Cargill aurait acquis illégalement plus de 50.000 hectares de terres destinées à de petits paysans en Colombie. Cargill se serait affranchie des limites maximales de surfaces que peut acquérir un propriétaire et aurait acheté, entre 2010 et 2012, quelque 52.576 ha via 36 sociétés différentes dans la région de Vichada
En Colombie, 40 % du territoire se trouve d'une façon ou d'une autre sous contrat avec des multinationales, que ce soit pour l'agriculture, les biocarburants ou l'industrie minière.

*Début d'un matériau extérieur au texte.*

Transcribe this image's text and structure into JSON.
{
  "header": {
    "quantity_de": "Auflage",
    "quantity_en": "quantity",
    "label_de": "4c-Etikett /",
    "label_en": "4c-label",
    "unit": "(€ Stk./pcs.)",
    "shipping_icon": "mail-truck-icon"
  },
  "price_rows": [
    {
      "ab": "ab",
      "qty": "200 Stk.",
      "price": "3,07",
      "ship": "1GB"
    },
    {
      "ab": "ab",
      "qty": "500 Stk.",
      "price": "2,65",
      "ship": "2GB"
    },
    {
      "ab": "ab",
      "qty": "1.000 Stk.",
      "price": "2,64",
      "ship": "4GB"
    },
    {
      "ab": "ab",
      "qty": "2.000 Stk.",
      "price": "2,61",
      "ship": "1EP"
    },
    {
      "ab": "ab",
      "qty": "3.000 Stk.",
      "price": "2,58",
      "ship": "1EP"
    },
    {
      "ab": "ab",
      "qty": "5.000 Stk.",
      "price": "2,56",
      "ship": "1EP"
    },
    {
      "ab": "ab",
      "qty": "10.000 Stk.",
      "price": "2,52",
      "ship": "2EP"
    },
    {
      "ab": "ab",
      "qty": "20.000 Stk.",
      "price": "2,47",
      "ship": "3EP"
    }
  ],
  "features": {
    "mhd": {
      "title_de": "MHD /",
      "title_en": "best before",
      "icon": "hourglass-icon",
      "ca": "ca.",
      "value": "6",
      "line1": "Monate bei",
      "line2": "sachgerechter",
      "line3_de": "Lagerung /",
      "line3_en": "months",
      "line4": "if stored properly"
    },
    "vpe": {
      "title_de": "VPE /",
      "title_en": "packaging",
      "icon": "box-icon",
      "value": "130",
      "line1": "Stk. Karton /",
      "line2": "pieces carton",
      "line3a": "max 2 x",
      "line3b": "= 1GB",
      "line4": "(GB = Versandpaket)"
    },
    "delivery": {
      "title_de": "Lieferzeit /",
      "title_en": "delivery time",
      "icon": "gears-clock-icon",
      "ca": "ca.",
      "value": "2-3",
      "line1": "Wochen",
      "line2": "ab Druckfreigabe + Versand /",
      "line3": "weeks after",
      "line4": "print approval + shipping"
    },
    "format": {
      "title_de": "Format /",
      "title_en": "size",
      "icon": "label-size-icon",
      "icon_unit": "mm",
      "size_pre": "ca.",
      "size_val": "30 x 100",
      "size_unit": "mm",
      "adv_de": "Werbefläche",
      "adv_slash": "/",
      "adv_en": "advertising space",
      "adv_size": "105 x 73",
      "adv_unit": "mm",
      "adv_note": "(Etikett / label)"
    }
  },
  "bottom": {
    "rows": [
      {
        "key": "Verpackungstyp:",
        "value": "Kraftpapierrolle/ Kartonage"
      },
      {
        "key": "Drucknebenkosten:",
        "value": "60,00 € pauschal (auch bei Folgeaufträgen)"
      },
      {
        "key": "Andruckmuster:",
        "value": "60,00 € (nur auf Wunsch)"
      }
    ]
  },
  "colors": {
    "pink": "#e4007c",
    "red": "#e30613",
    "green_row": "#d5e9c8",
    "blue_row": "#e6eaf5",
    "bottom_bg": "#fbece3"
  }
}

La Nouvelle Alliance pour la sécurité alimentaire et la nutrition, est un partenariat entre le G8, plusieurs gouvernements africains, des multinationales et quelques entreprises nationales. La terre est l’une des grandes priorités de Cargill et des autres entreprises agroalimentaires qui ont des visées sur l’Afrique. C’est la raison pour laquelle de thème revient si souvent dans les cadres de coopération de la Nouvelle Alliance du G8.
Cargill a acquis 5% du premier producteur agricole ukrainien, Ukrlandfarming (ULF), comptant accroître les exportations vers la Chine de céréales de cette ex-république soviétique aux "terres noires" très fertiles. Cette coopération doit notamment prendre la forme d'un "soutien mutuel" en vue d'exporter vers les pays asiatiques, "y compris la Chine", est-il ajouté. La production agricole de l'Ukraine aux fertiles "terres noires", qui en ont longtemps fait le grenier à blé de l'Europe, est de plus en plus convoitée au-delà du seul Vieux Continent, notamment en Asie.
Cargill et le lait
Des investisseurs financiers et des grandes entreprises laitières unissent leurs forces pour mettre en place des méga-fermes laitières dans tout les pays du Sud.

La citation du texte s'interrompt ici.